When the Gods Were Born

When the Gods Were Born PDF Author: Carolina López-Ruiz
Publisher: Harvard University Press
ISBN: 9780674049468
Category : History
Languages : en
Pages : 324

Book Description
"With admirable erudition, Lopez-Ruiz brings to life intimacies and exchanges between the ancient Greeks and their Northwest Semitic neighbors, portraying the ancient Mediterranean as a fluid, dynamic contact zone. She explains networks of circulation, shows creative uses of traditional material by peoples in motion, and radically transforms our understanding of ancient cosmogonies."---Page duBois, author of Out of Athens: The New Ancient Greeks --

Homeric Questions

Homeric Questions PDF Author: Gregory Nagy
Publisher: University of Texas Press
ISBN: 0292778740
Category : Literary Criticism
Languages : en
Pages : 192

Book Description
The "Homeric Question" has vexed Classicists for generations. Was the author of the Iliad and the Odyssey a single individual who created the poems at a particular moment in history? Or does the name "Homer" hide the shaping influence of the epic tradition during a long period of oral composition and transmission? In this innovative investigation, Gregory Nagy applies the insights of comparative linguistics and anthropology to offer a new historical model for understanding how, when, where, and why the Iliad and the Odyssey were ultimately preserved as written texts that could be handed down over two millennia.
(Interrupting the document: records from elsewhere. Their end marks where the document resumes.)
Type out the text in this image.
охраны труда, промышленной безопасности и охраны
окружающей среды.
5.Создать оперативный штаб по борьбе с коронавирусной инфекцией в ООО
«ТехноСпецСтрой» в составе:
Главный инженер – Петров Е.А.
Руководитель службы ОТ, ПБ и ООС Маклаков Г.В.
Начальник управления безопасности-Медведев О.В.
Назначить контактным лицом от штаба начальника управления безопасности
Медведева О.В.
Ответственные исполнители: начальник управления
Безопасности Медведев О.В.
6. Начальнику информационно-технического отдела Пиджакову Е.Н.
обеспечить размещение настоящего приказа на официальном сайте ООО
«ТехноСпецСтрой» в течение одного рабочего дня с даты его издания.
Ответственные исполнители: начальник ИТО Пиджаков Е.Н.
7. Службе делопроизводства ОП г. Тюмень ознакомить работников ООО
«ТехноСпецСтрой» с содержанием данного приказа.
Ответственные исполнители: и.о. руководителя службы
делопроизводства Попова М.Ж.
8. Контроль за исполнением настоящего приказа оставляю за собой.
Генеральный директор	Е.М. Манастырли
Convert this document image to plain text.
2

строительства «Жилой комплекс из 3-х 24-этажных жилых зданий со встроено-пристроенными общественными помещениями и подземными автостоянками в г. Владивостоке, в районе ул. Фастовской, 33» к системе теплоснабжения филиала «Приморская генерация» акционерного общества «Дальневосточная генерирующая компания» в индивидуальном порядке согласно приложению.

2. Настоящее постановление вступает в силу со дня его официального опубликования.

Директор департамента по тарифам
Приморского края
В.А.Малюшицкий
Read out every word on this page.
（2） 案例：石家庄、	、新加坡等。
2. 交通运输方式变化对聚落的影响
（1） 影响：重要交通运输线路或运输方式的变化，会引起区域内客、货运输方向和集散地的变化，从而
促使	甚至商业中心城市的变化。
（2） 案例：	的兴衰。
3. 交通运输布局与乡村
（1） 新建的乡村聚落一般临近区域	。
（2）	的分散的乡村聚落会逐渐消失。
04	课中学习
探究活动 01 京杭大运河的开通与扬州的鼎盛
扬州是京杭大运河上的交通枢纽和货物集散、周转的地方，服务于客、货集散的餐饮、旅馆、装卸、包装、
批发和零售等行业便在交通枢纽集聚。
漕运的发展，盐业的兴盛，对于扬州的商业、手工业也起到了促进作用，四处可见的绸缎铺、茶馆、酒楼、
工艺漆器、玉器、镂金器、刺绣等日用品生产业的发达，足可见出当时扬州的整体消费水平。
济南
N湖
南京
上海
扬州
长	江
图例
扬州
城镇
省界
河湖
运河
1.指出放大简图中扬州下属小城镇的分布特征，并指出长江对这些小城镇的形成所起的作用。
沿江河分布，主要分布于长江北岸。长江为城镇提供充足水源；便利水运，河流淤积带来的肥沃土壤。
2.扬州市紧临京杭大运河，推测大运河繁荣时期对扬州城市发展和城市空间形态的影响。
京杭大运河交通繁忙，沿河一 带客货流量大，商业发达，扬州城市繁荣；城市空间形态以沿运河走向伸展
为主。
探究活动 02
His model draws on the comparative evidence provided by living oral epic traditions, in which each performance of a song often involves a recomposition of the narrative. This evidence suggests that the written texts emerged from an evolutionary process in which composition, performance, and diffusion interacted to create the epics we know as the Iliad and the Odyssey. Sure to challenge orthodox views and provoke lively debate, Nagy's book will be essential reading for all students of oral traditions.